Valve’s PC game distribution service is one of the oldest and largest game platforms on the Internet. It was originally designed to make patching games like Counter-Strike easier and smoother, but a few years after its 2002 release the service really hit it big. Half-Life 2 and the growing number of games using Valve’s Source engine caused Steam to really pick up speed, and by 2007, Steam had become the premiere platform for purchasing and downloading PC games online. Last year, Valve released a Steam client for Mac OS X, and currently all major Valve releases and a handful of other games are playable on both Mac OS X and Windows through Valve’s SteamPlay.
Steam is very good for new releases, with both currently available and upcoming titles available for purchase or preorder. New games currently available include Dungeon Siege 3 and the Fallout: New Vegas: Old World Blues expansion, and upcoming games available for preorder range from Deus Ex: Human Revolution to Driver: San Francisco. If there’s a major new release for the PC, Steam will probably have it.

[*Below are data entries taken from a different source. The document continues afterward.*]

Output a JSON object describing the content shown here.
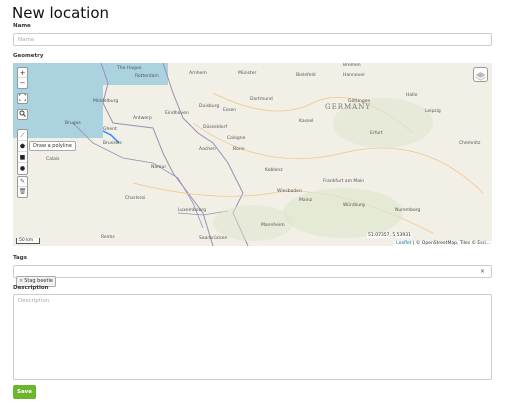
{
  "page": {
    "title": "New location"
  },
  "name_field": {
    "label": "Name",
    "placeholder": "Name"
  },
  "geometry": {
    "label": "Geometry",
    "controls": {
      "zoom_in": "+",
      "zoom_out": "−",
      "fullscreen_icon": "fullscreen-icon",
      "search_icon": "search-icon",
      "draw_tools": [
        "polyline-icon",
        "polygon-icon",
        "rectangle-icon",
        "marker-icon"
      ],
      "edit_tools": [
        "edit-icon",
        "delete-icon"
      ],
      "tooltip": "Draw a polyline"
    },
    "map": {
      "country_label": "GERMANY",
      "cities": [
        "The Hague",
        "Rotterdam",
        "Arnhem",
        "Münster",
        "Bielefeld",
        "Hannover",
        "Bremen",
        "Antwerp",
        "Eindhoven",
        "Dortmund",
        "Duisburg",
        "Essen",
        "Düsseldorf",
        "Kassel",
        "Göttingen",
        "Halle",
        "Leipzig",
        "Erfurt",
        "Brussels",
        "Aachen",
        "Cologne",
        "Bonn",
        "Koblenz",
        "Frankfurt am Main",
        "Wiesbaden",
        "Mainz",
        "Namur",
        "Charleroi",
        "Ghent",
        "Bruges",
        "Middelburg",
        "Luxembourg",
        "Saarbrücken",
        "Mannheim",
        "Würzburg",
        "Nuremberg",
        "Reims",
        "Calais",
        "Chemnitz"
      ],
      "scale": "50 km",
      "coordinates": "51.07357, 5.53931",
      "attribution_leaflet": "Leaflet",
      "attribution_rest": " | © OpenStreetMap, Tiles © Esri..."
    }
  },
  "tags_field": {
    "label": "Tags",
    "tags": [
      {
        "remove": "×",
        "label": "Stag beetle"
      }
    ],
    "clear": "×"
  },
  "description_field": {
    "label": "Description",
    "placeholder": "Description"
  },
  "save_button": {
    "label": "Save"
  },
  "colors": {
    "accent": "#6cb52d",
    "water": "#aad3df",
    "land": "#f1efe6"
  }
}
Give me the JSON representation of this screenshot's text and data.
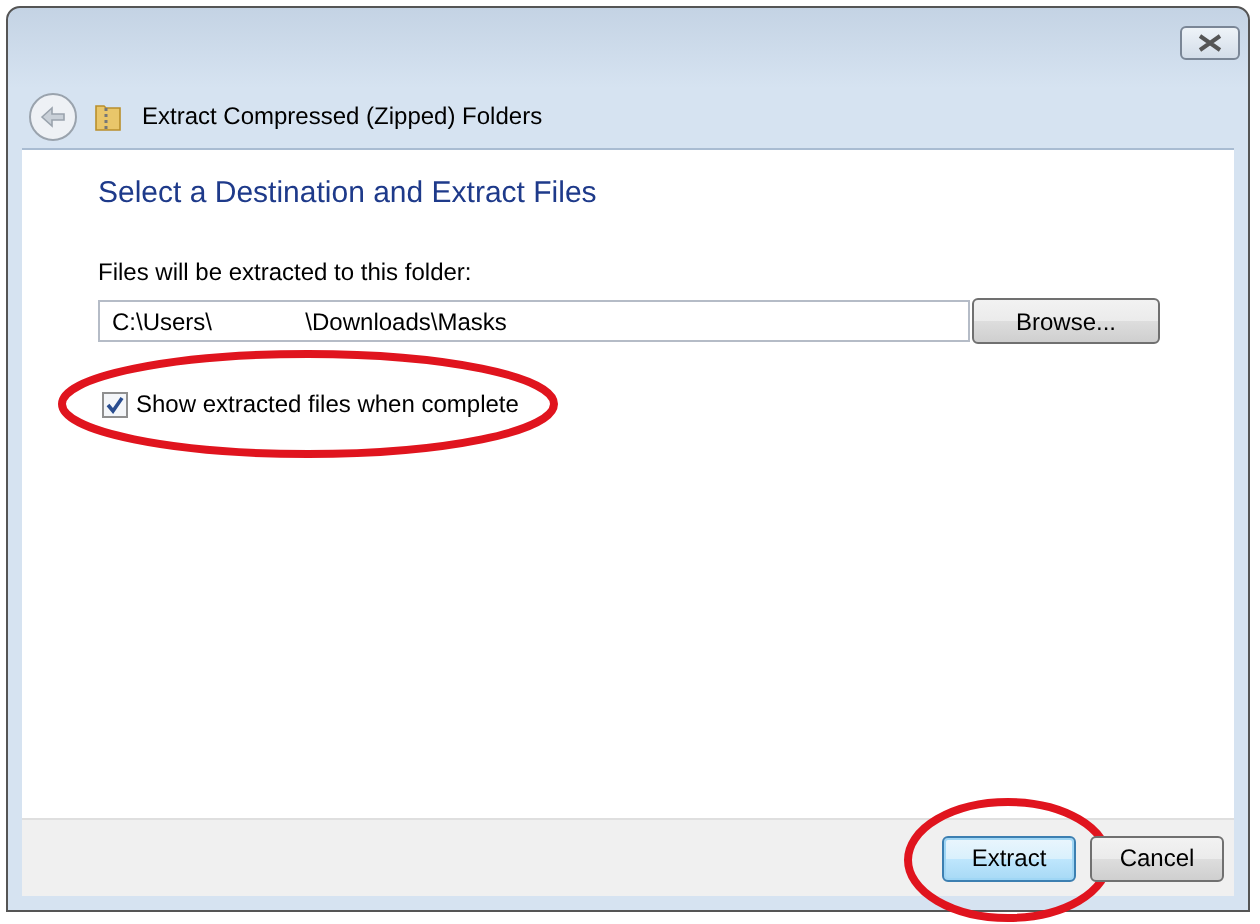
{
  "window": {
    "title": "Extract Compressed (Zipped) Folders"
  },
  "heading": "Select a Destination and Extract Files",
  "destination": {
    "label": "Files will be extracted to this folder:",
    "value": "C:\\Users\\              \\Downloads\\Masks",
    "browse": "Browse..."
  },
  "show_files": {
    "label": "Show extracted files when complete",
    "checked": true,
    "circled": true
  },
  "buttons": [
    {
      "label": "Extract",
      "default": true,
      "circled": true
    },
    {
      "label": "Cancel",
      "default": false,
      "circled": false
    }
  ]
}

Steam’s library goes back several years, and includes some excellent classic games. Prominent titles include 1994’s X-Com: UFO Defense, 1998’s Half-Life, and 2005’s Psychonauts. It’s not a comprehensive library of older games (for a wider selection of older games try GOG.com), but it includes some of the best releases from the last two decades.
Newer games are priced similarly to retail releases, with most big titles costing $49.99. Older games, depending on their release date and popularity, can cost anywhere from $5 to $19.99. Steam really shines with its regular and seasonal sales. Weekend and mid-week sales reduce prices on games from 20 to 75 percent. Larger, thematic sales occur on a seasonal basis and usually include discounts on publishers’ entire libraries or bundles of their top games.